No, me parece que ese argumento, que es muy chileno por lo demás, refleja nuestra tentación a no tomar posturas de principios, no veo por qué Chile no va asumir la postura que le corresponde.

¿Estamos en condiciones de tomar posturas de principios...?

Por supuesto que sí, es un problema de principios. Si nosotros creemos que un país no debe tener armas de destrucción masiva, si creemos que Irak es una amenaza para la paz mundial, como lo ha declarado unánimemente el Consejo de Seguridad de Naciones Unidas, si creemos que la lucha en contra del terrorismo es un imperativo ético y moral, porqué un país que goza de prestigio en la comunidad internacional se va a restar...

¿Y el TLC con EEUU no puede ser utilizado para que Chile no vote por principios sino por conveniencia?

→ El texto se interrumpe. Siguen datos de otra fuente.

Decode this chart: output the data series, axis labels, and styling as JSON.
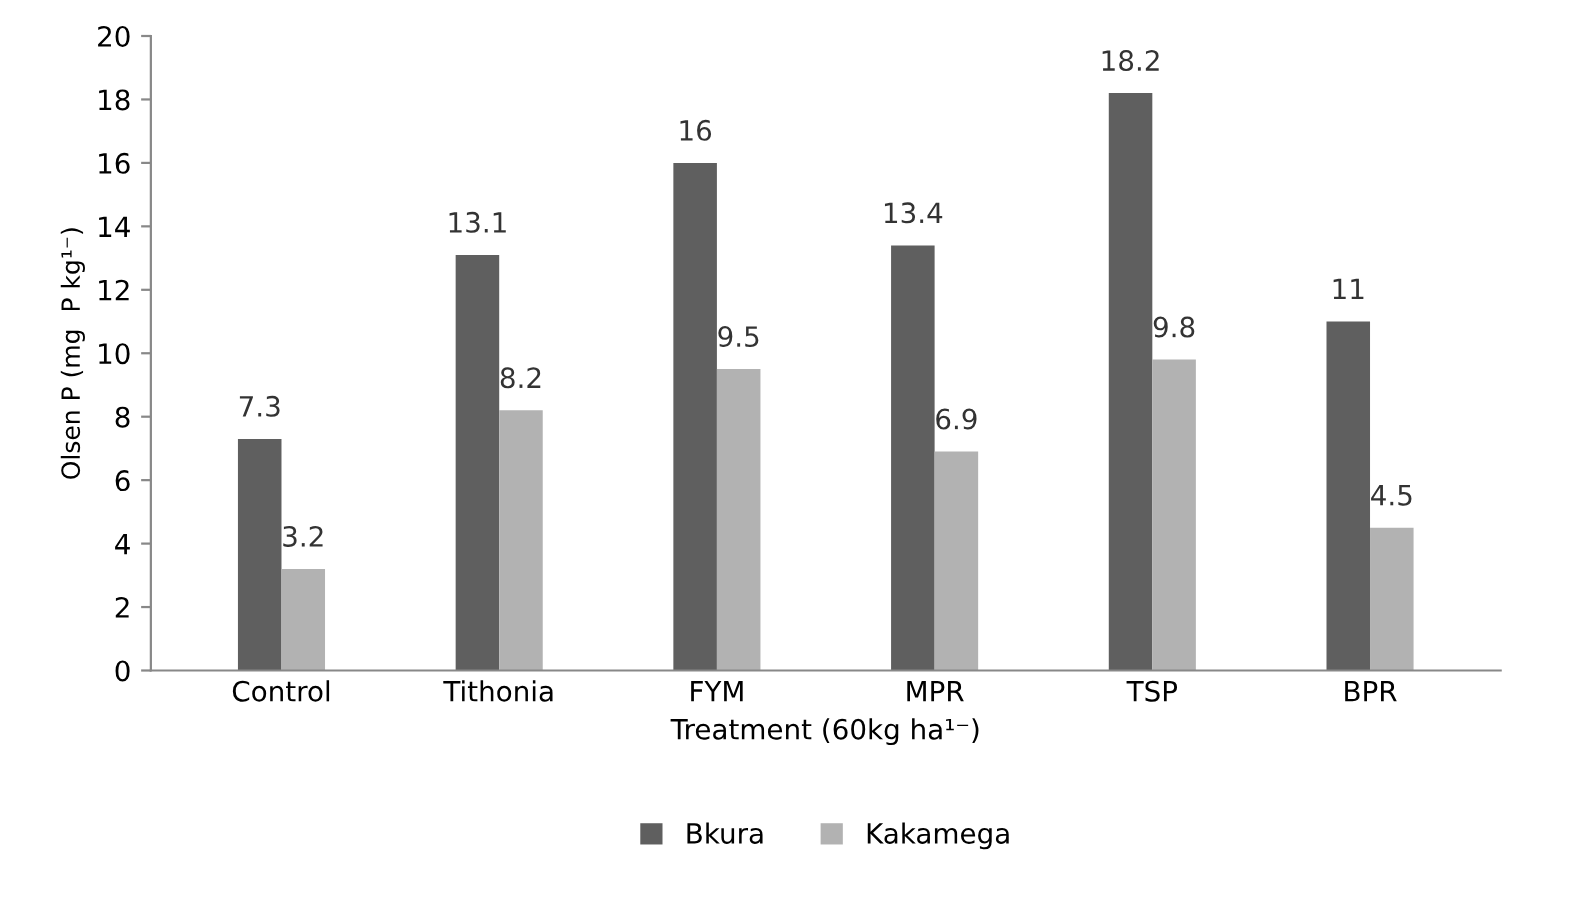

O sea, todos los países están haciendo presión. Francia sale corriendo a Africa, visitando sus ex colonias, utilizando presión y haciendo ofertas; Rusia tiene intereses comerciales con Irak que determinan su posición y EEUU, naturalmente, también está ejerciendo presión en los países del Consejo de Seguridad, pero Chile tiene que votar de acuerdo a sus principios. En ese terreno creo que nuestra bandera de lucha no puede ser que estamos por la paz, como lo ha dicho Lagos, nosotros estamos por el desarme de Saddam Hussein que es un dictador repulsivo, que no debe tener armas de destrucción masiva. Estamos porque ese desarme se haga de modo pacífico, pero la verdad es que durante 12 años no se ha logrado.

¿Chile está en condiciones, TLC mediante, de oponerse a EEUU?

Tiene que estarlo, porque la política de Chile no es el cambio de régimen, es el desarme. Y la política de Chile no es la de Hussein de chutear la pelota indefinidamente...

¿Y si Chile no vota como le gustaría a EEUU?

EEUU va a tomar represalias. Aquí se da una situación histórica, EEUU se independizó en el año 1776 y Chile en 1810, nunca en todos estos años ha existido una situación en la cual EEUU necesite desesperadamente a Chile y probablemente durante los próximos 200 años no se va a volver a producir. De manera que si Chile no responde a EEUU, va a tener consecuencias y va afectar, mientras Bush esté en el poder, la aprobación del TLC. Eso es una realidad, pero no quiere decir que Chile tenga que actuar en contra de sus principios fundamentales. Ahora éstos no son una postura pacifista, sino que es la exigencia del desarme de Hussein, y eso tiene que ocurrir ya.